Rule number two: Be rich
Being super rich didn’t stop the reaper from taking Paul Allen at age 65, but there is a pretty clear correlation between wealth and longevity. Money means you have clean water, safe transportation, stable housing and easy access to good medical care.
Basically, the richer your country, the more likely you are to reach 100. But there’s some weird exceptions to this: South Africa and Thailand, for instance, both boast really high numbers of centenarians despite having lower per-capita income than Mexico.
Rule number three: Don’t be fat
Here are some pictures of people celebrating their 100th birthday. They come from all races, religions and backgrounds, but they share one thing in common; they’re all pretty thin. The Japanese island of Okinawa is famous for its ridiculously high rate of centenarians, and it’s generally suspected to be because they have a fantastic diet. They eat small portions, lower calorie food and a whole whack of vegetables and fish.
Rule number four: Have an active social life
The famed Georgia Centenarian Study tracked down a bunch of centenarians in the U.S. state of Georgia and then tried to figure out how they had all gotten so old.

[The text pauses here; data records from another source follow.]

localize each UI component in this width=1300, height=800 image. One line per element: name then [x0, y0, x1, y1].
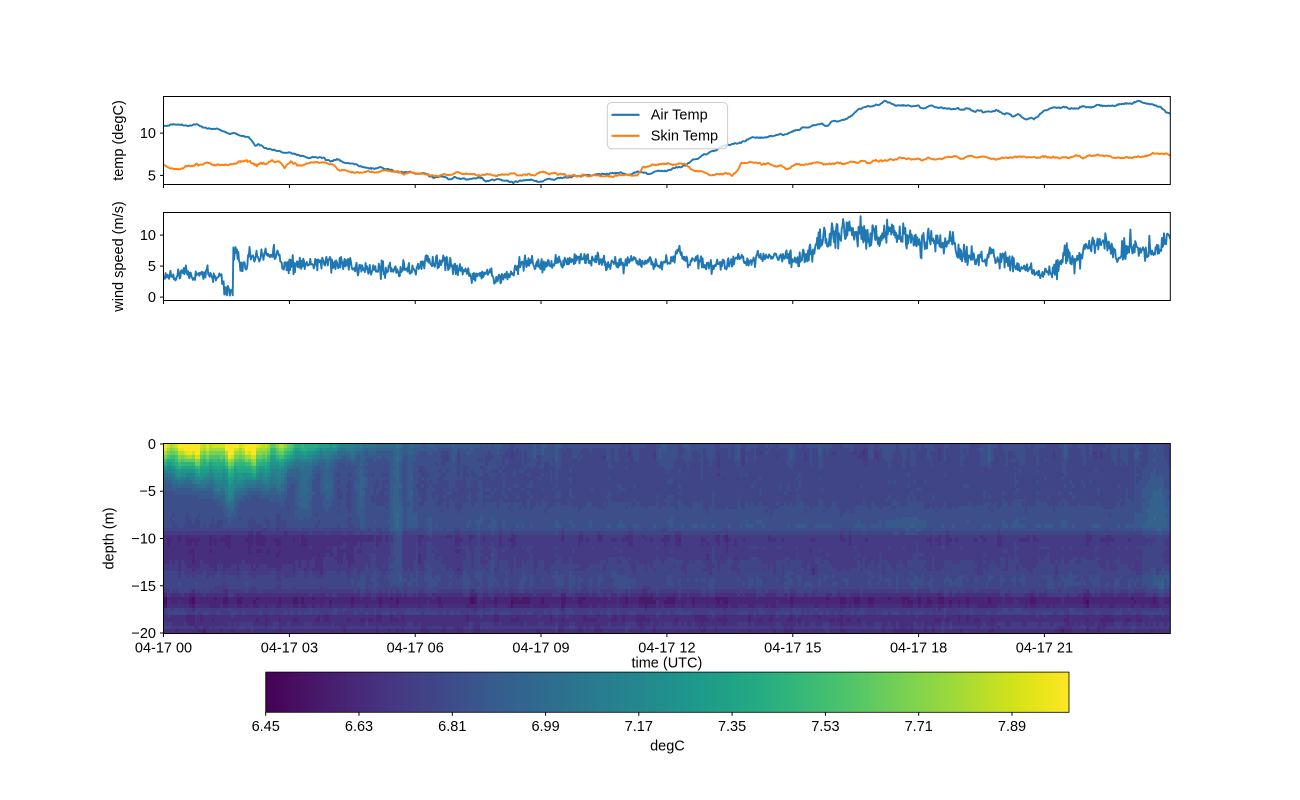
svg-text:depth (m): depth (m) — [102, 507, 118, 569]
svg-text:Air Temp: Air Temp — [651, 108, 708, 124]
svg-text:7.89: 7.89 — [998, 719, 1026, 735]
svg-text:7.53: 7.53 — [811, 719, 839, 735]
svg-text:7.71: 7.71 — [905, 719, 933, 735]
svg-text:−10: −10 — [131, 532, 156, 548]
svg-text:−20: −20 — [131, 626, 156, 642]
svg-text:5: 5 — [148, 259, 156, 275]
svg-text:7.35: 7.35 — [718, 719, 746, 735]
svg-text:04-17 21: 04-17 21 — [1016, 641, 1073, 657]
svg-text:−5: −5 — [139, 484, 156, 500]
svg-text:04-17 00: 04-17 00 — [135, 641, 192, 657]
svg-text:−15: −15 — [131, 579, 156, 595]
svg-text:04-17 09: 04-17 09 — [512, 641, 569, 657]
svg-text:04-17 18: 04-17 18 — [890, 641, 947, 657]
svg-text:0: 0 — [148, 290, 156, 306]
svg-text:6.63: 6.63 — [345, 719, 373, 735]
svg-text:0: 0 — [148, 437, 156, 453]
svg-text:wind speed (m/s): wind speed (m/s) — [111, 201, 127, 312]
svg-text:04-17 15: 04-17 15 — [764, 641, 821, 657]
svg-text:5: 5 — [148, 168, 156, 184]
svg-text:10: 10 — [140, 126, 156, 142]
svg-text:6.45: 6.45 — [252, 719, 280, 735]
svg-text:04-17 12: 04-17 12 — [638, 641, 695, 657]
svg-text:04-17 03: 04-17 03 — [261, 641, 318, 657]
svg-text:6.81: 6.81 — [438, 719, 466, 735]
svg-text:time (UTC): time (UTC) — [631, 656, 702, 672]
svg-text:6.99: 6.99 — [531, 719, 559, 735]
svg-text:Skin Temp: Skin Temp — [651, 129, 718, 145]
svg-text:04-17 06: 04-17 06 — [387, 641, 444, 657]
svg-text:10: 10 — [140, 228, 156, 244]
svg-text:temp (degC): temp (degC) — [111, 100, 127, 181]
svg-text:7.17: 7.17 — [625, 719, 653, 735]
svg-text:degC: degC — [650, 739, 685, 755]
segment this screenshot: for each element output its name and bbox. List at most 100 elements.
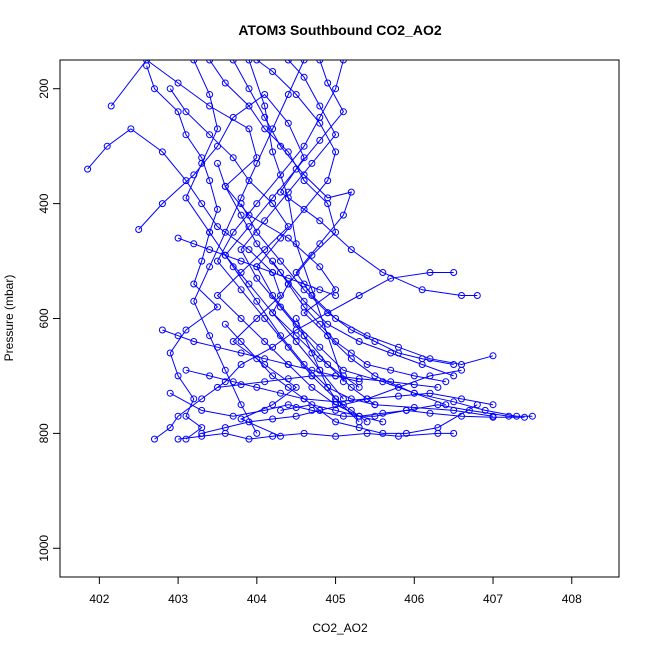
data-point	[261, 338, 269, 345]
data-point	[166, 349, 174, 357]
data-point	[261, 217, 269, 225]
data-point	[245, 125, 253, 133]
data-point	[434, 424, 442, 432]
data-point	[190, 60, 198, 64]
series-line	[217, 375, 438, 388]
data-point	[316, 406, 324, 414]
data-point	[521, 413, 528, 421]
data-point	[300, 142, 308, 150]
data-point	[135, 226, 143, 233]
data-point	[300, 60, 308, 64]
data-point	[316, 320, 324, 328]
data-point	[261, 113, 269, 121]
data-point	[450, 372, 458, 380]
data-point	[261, 125, 269, 133]
data-point	[229, 263, 237, 271]
data-point	[316, 60, 324, 64]
data-point	[182, 366, 190, 374]
data-point	[261, 355, 269, 363]
data-point	[505, 412, 513, 420]
data-point	[269, 125, 277, 133]
data-point	[300, 171, 308, 179]
data-point	[253, 60, 261, 64]
data-point	[269, 343, 277, 351]
data-point	[300, 73, 308, 81]
data-point	[332, 398, 340, 406]
data-point	[387, 349, 395, 357]
data-point	[166, 85, 174, 93]
data-point	[261, 315, 269, 322]
data-point	[107, 102, 115, 110]
data-point	[324, 361, 332, 368]
data-point	[277, 142, 284, 150]
data-point	[332, 338, 340, 345]
data-point	[339, 378, 347, 386]
data-point	[355, 375, 363, 383]
data-point	[450, 361, 458, 368]
data-point	[253, 159, 261, 167]
x-tick-label: 404	[247, 592, 267, 606]
data-point	[410, 381, 418, 389]
data-point	[269, 415, 277, 423]
data-point	[292, 240, 300, 248]
data-point	[174, 79, 182, 87]
data-point	[339, 366, 347, 374]
data-point	[347, 383, 355, 391]
data-point	[198, 395, 206, 403]
data-point	[182, 412, 190, 420]
data-point	[261, 91, 269, 98]
data-point	[379, 429, 387, 437]
data-point	[316, 217, 324, 225]
data-point	[221, 79, 229, 87]
series-16	[214, 159, 458, 380]
data-point	[174, 372, 182, 380]
data-point	[269, 309, 277, 317]
data-point	[316, 113, 324, 121]
data-point	[221, 228, 229, 236]
data-point	[198, 200, 206, 208]
data-point	[84, 165, 92, 173]
series-line	[240, 60, 376, 406]
data-point	[284, 274, 292, 282]
data-point	[174, 108, 182, 116]
data-point	[355, 292, 363, 299]
data-point	[363, 395, 371, 403]
data-point	[292, 165, 300, 173]
data-point	[442, 378, 450, 386]
data-point	[277, 234, 284, 242]
data-point	[237, 286, 245, 294]
data-point	[237, 415, 245, 423]
data-point	[339, 412, 347, 420]
data-point	[237, 269, 245, 276]
data-point	[253, 297, 261, 305]
data-point	[198, 406, 206, 414]
data-point	[332, 228, 340, 236]
data-point	[458, 292, 465, 299]
y-tick-label: 400	[37, 193, 51, 213]
data-point	[347, 326, 355, 334]
data-point	[450, 269, 458, 276]
series-27	[277, 401, 528, 421]
data-point	[245, 435, 253, 443]
data-point	[458, 366, 465, 374]
data-point	[182, 108, 190, 116]
data-point	[198, 257, 206, 265]
data-point	[143, 60, 151, 64]
y-tick-label: 600	[37, 308, 51, 328]
data-point	[316, 240, 324, 248]
x-axis-label: CO2_AO2	[312, 621, 368, 635]
data-point	[371, 401, 379, 409]
data-point	[316, 366, 324, 374]
data-point	[277, 332, 284, 340]
data-point	[355, 412, 363, 420]
data-point	[206, 60, 214, 64]
data-point	[190, 395, 198, 403]
data-point	[269, 292, 277, 299]
data-point	[190, 240, 198, 248]
data-point	[528, 412, 536, 420]
data-point	[151, 85, 158, 93]
data-point	[324, 320, 332, 328]
data-point	[371, 338, 379, 345]
data-point	[316, 263, 324, 271]
data-point	[269, 68, 277, 75]
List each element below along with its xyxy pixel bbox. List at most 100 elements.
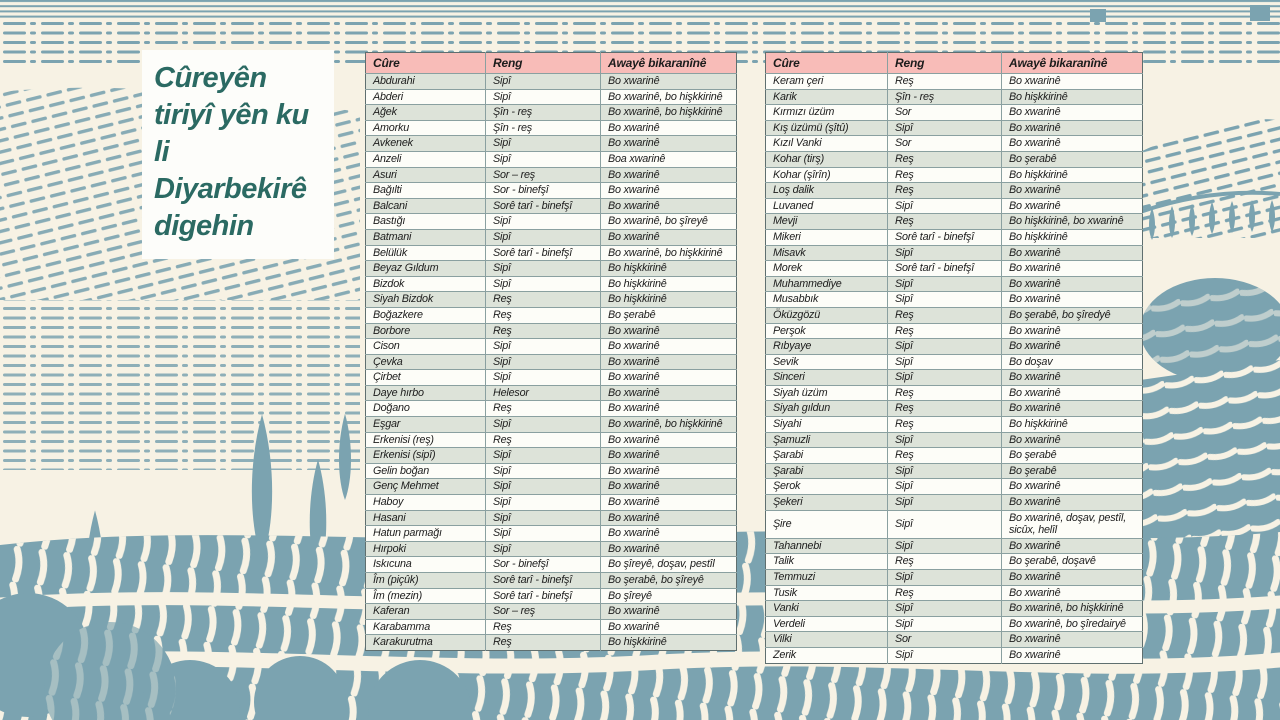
- cell-awaye: Bo xwarinê: [1001, 494, 1143, 511]
- cell-reng: Reş: [887, 416, 1002, 433]
- cell-cure: Boğazkere: [365, 306, 486, 323]
- cell-reng: Sorê tarî - binefşî: [485, 244, 601, 261]
- cell-cure: Belülük: [365, 244, 486, 261]
- cell-cure: Gelin boğan: [365, 462, 486, 479]
- cell-cure: Bağılti: [365, 182, 486, 199]
- table-row: Beyaz Gıldum Sipî Bo hişkkirinê: [365, 260, 737, 277]
- cell-cure: Kış üzümü (şîtû): [765, 119, 888, 136]
- cell-reng: Sipî: [887, 369, 1002, 386]
- cell-awaye: Bo xwarinê: [1001, 197, 1143, 214]
- page-title: Cûreyên tiriyî yên ku li Diyarbekirê dig…: [154, 62, 309, 242]
- cell-reng: Reş: [485, 400, 601, 417]
- cell-awaye: Bo şerabê, doşavê: [1001, 553, 1143, 570]
- cell-cure: Şamuzli: [765, 431, 888, 448]
- table-row: Misavk Sipî Bo xwarinê: [765, 244, 1143, 261]
- cell-reng: Sipî: [485, 275, 601, 292]
- cell-cure: Morek: [765, 260, 888, 277]
- cell-awaye: Bo xwarinê: [600, 353, 737, 370]
- cell-reng: Sor – reş: [485, 166, 601, 183]
- cell-reng: Sor – reş: [485, 603, 601, 620]
- cell-reng: Reş: [887, 384, 1002, 401]
- title-card: Cûreyên tiriyî yên ku li Diyarbekirê dig…: [142, 50, 334, 259]
- cell-cure: Siyah gıldun: [765, 400, 888, 417]
- table-row: Perşok Reş Bo xwarinê: [765, 322, 1143, 339]
- table-row: Loş dalik Reş Bo xwarinê: [765, 182, 1143, 199]
- column-header-reng: Reng: [485, 52, 601, 74]
- cell-reng: Sorê tarî - binefşî: [485, 572, 601, 589]
- cell-reng: Reş: [887, 322, 1002, 339]
- table-row: Boğazkere Reş Bo şerabê: [365, 306, 737, 323]
- cell-reng: Sipî: [887, 569, 1002, 586]
- column-header-cure: Cûre: [365, 52, 486, 74]
- cell-reng: Sorê tarî - binefşî: [887, 228, 1002, 246]
- cell-awaye: Bo xwarinê: [600, 384, 737, 401]
- table-row: Kızıl Vanki Sor Bo xwarinê: [765, 135, 1143, 152]
- cell-awaye: Bo xwarinê: [600, 197, 737, 214]
- cell-reng: Reş: [887, 553, 1002, 570]
- cell-reng: Sipî: [485, 525, 601, 542]
- table-row: Balcani Sorê tarî - binefşî Bo xwarinê: [365, 197, 737, 214]
- cell-awaye: Bo xwarinê: [1001, 135, 1143, 152]
- cell-reng: Reş: [485, 306, 601, 323]
- cell-reng: Sipî: [887, 600, 1002, 617]
- column-header-awaye: Awayê bikaranînê: [1001, 52, 1143, 74]
- cell-reng: Sipî: [485, 494, 601, 511]
- cell-awaye: Bo xwarinê: [600, 228, 737, 246]
- cell-awaye: Bo xwarinê, bo hişkkirinê: [600, 244, 737, 261]
- cell-reng: Sipî: [887, 537, 1002, 554]
- table-row: Bizdok Sipî Bo hişkkirinê: [365, 275, 737, 292]
- cell-awaye: Bo xwarinê: [1001, 584, 1143, 601]
- cell-awaye: Bo xwarinê: [600, 400, 737, 417]
- cell-reng: Reş: [887, 150, 1002, 168]
- cell-cure: Perşok: [765, 322, 888, 339]
- cell-cure: Asuri: [365, 166, 486, 183]
- cell-awaye: Bo xwarinê: [1001, 275, 1143, 292]
- cell-cure: Vilki: [765, 631, 888, 648]
- table-row: Şamuzli Sipî Bo xwarinê: [765, 431, 1143, 448]
- cell-reng: Sipî: [485, 135, 601, 152]
- cell-cure: Siyah üzüm: [765, 384, 888, 401]
- cell-reng: Reş: [887, 182, 1002, 199]
- table-row: Bastığı Sipî Bo xwarinê, bo şîreyê: [365, 213, 737, 230]
- cell-awaye: Bo xwarinê, bo hişkkirinê: [1001, 600, 1143, 617]
- cell-awaye: Bo xwarinê, bo şîreyê: [600, 213, 737, 230]
- cell-reng: Sorê tarî - binefşî: [887, 260, 1002, 277]
- cell-cure: Abderi: [365, 88, 486, 105]
- cell-awaye: Bo xwarinê: [600, 494, 737, 511]
- cell-awaye: Bo xwarinê: [1001, 431, 1143, 448]
- cell-reng: Şîn - reş: [887, 88, 1002, 105]
- cell-reng: Reş: [887, 400, 1002, 417]
- cell-cure: Abdurahi: [365, 73, 486, 90]
- table-row: Temmuzi Sipî Bo xwarinê: [765, 569, 1143, 586]
- table-row: Luvaned Sipî Bo xwarinê: [765, 197, 1143, 214]
- cell-awaye: Bo xwarinê: [1001, 73, 1143, 90]
- table-row: Şerok Sipî Bo xwarinê: [765, 478, 1143, 495]
- cell-cure: Balcani: [365, 197, 486, 214]
- table-row: Daye hırbo Helesor Bo xwarinê: [365, 384, 737, 401]
- cell-awaye: Bo xwarinê: [1001, 478, 1143, 495]
- cell-cure: Temmuzi: [765, 569, 888, 586]
- table-row: Asuri Sor – reş Bo xwarinê: [365, 166, 737, 183]
- cell-reng: Sipî: [485, 447, 601, 464]
- cell-cure: Anzeli: [365, 150, 486, 168]
- table-row: Siyah üzüm Reş Bo xwarinê: [765, 384, 1143, 401]
- cell-reng: Reş: [485, 618, 601, 635]
- table-row: Mikeri Sorê tarî - binefşî Bo hişkkirinê: [765, 228, 1143, 246]
- cell-awaye: Bo xwarinê: [1001, 260, 1143, 277]
- table-row: Vilki Sor Bo xwarinê: [765, 631, 1143, 648]
- table-row: Îm (piçûk) Sorê tarî - binefşî Bo şerabê, …: [365, 572, 737, 589]
- cell-cure: Verdeli: [765, 615, 888, 632]
- cell-reng: Sipî: [887, 478, 1002, 495]
- table-row: Iskıcuna Sor - binefşî Bo şîreyê, doşav, p…: [365, 556, 737, 573]
- cell-awaye: Bo xwarinê: [1001, 569, 1143, 586]
- table-row: Gelin boğan Sipî Bo xwarinê: [365, 462, 737, 479]
- table-row: Şire Sipî Bo xwarinê, doşav, pestîl, sicûx…: [765, 509, 1143, 539]
- cell-awaye: Bo xwarinê, bo hişkkirinê: [600, 416, 737, 433]
- table-row: Şarabi Reş Bo şerabê: [765, 447, 1143, 464]
- cell-cure: Misavk: [765, 244, 888, 261]
- cell-cure: Talik: [765, 553, 888, 570]
- table-row: Kohar (tirş) Reş Bo şerabê: [765, 150, 1143, 168]
- cell-cure: Hırpoki: [365, 540, 486, 557]
- cell-cure: Sevik: [765, 353, 888, 370]
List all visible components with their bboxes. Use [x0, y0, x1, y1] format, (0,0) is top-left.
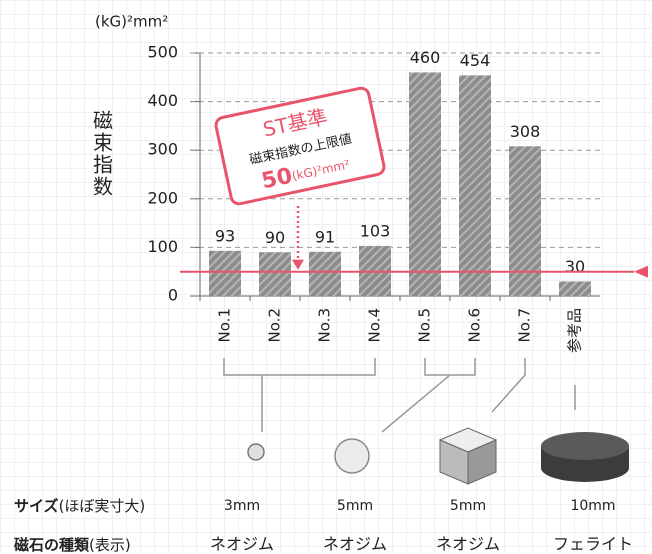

Some of the factors that kept reappearing were extraversion, a full social schedule and a higher likelihood of engaging in volunteer work. Basically, people are being kept alive by bingo and church bake sales. It’s a similar deal in Sardinia, a region of Italy with an uncharacteristically high number of centenarians. Most elderly Sardinians still live with family, and they’re able to keep plugged in to the vibrant social life of their village. Socialize at least six hours a day, and you’ll be on your way to 100.
Rule number five: Have a reason to live
At a certain point, some people just get bored of life. For instance, here’s conservative author William F. Buckley at the age of 80: “I’m tired of life. I’m utterly prepared to stop living on.” Unsurprisingly, he was dead two years later.
Among centenarians, one constant is that they’re often super active well into their 90s. Britain’s Bill Frankland was still a working doctor at age 105. American Mabel Sawhill started a catering company at age 70 and was still running it at 102. You may also have noticed that the British royal family seems to live forever: These are people who never run out of stuff to do. In Okinawa, this concept even has a name: Ikigai, which roughly translates to “reason for being.”
Last tip: If all else fails to make you a centenarian, you can also just … lie.
The oldest person in history is generally recognized to be France’s Jeanne Calment, who officially died at 122 years old. But lately, compelling evidence has emerged that she actually died at a more conventional age of 99. The theory is that she assumed her dead mother’s identity in the 1930s in order to dodge the French estate tax, and then one thing just kind of led to another.